Para ajudar a família, a labuta havia começado cedo: aos 12 anos, já trabalhava em um bar, e aos 14 era hostess de um restaurante italiano, a longeva Osteria Generale, no Bixiga. "Com o convívio, tive cursos gratuitos de bebidas com os bartenders, o que já me deu uma boa noção".
Aos 16 anos, Mikaela iniciou-se nos primeiros cursos de sommelière, com direito a várias especializações em diferentes bebidas. E charutos. A partir daí, a carreira engrenou. "Comecei a me desenvolver em diferentes áreas desse segmento", conta.

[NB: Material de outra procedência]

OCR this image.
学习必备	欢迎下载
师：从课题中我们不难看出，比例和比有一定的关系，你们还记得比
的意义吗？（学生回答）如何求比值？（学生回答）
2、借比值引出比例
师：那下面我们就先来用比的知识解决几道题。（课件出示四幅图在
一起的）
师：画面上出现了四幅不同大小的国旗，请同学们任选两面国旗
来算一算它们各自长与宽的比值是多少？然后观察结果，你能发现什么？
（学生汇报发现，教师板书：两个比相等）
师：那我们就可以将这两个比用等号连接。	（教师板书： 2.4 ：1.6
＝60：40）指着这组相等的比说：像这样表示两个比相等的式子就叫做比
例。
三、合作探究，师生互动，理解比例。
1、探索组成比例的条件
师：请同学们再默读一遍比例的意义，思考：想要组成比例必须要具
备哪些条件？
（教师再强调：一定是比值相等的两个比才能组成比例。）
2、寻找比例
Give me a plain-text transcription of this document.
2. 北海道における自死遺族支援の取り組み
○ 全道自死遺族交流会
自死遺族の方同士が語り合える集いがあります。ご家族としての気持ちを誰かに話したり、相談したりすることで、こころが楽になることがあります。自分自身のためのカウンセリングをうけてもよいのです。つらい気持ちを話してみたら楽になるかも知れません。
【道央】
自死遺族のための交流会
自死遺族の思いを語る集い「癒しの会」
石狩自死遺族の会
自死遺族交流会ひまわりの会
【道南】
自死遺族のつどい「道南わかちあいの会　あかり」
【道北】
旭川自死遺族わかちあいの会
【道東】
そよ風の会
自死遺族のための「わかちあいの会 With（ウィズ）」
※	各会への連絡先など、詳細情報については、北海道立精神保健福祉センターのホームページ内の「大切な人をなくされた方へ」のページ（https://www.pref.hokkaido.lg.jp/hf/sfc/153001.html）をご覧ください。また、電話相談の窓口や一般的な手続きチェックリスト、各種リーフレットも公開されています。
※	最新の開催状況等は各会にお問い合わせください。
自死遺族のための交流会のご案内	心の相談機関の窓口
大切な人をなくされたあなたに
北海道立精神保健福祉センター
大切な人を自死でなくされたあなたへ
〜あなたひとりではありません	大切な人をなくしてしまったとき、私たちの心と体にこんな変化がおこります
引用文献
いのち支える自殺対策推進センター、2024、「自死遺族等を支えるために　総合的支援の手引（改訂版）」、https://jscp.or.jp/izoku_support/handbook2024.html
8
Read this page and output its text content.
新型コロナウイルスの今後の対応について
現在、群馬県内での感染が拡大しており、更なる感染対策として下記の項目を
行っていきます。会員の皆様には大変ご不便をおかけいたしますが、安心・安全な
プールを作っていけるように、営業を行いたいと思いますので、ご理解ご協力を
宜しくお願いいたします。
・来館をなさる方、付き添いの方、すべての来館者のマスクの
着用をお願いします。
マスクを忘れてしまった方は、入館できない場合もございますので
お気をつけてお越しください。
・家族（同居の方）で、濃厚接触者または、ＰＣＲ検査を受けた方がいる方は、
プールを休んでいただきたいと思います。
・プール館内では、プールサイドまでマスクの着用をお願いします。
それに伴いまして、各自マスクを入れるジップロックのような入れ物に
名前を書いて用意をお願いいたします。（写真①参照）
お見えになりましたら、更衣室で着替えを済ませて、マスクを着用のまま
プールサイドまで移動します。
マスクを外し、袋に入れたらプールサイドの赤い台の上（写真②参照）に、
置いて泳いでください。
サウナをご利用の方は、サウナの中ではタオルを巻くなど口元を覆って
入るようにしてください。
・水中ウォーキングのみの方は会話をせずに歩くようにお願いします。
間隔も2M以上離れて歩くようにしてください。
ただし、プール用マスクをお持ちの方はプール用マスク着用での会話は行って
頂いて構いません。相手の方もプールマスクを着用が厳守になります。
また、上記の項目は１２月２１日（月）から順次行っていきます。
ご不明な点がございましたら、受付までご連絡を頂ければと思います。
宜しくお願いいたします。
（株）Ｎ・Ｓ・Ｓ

Muito mais tarde, com projetos internacionais no currículo, foi descoberta por um headhunter norte-americano, passou por etapas seletivas e acabou contratada para criar "da laje", como ela brinca, o cigar lounge ("lounge de charutos") mais exclusivo do mundo: o Vintage Cigar Lounge, no hotel St. Regis, unidade ultrapremium em Doha da conceituada rede Marriott.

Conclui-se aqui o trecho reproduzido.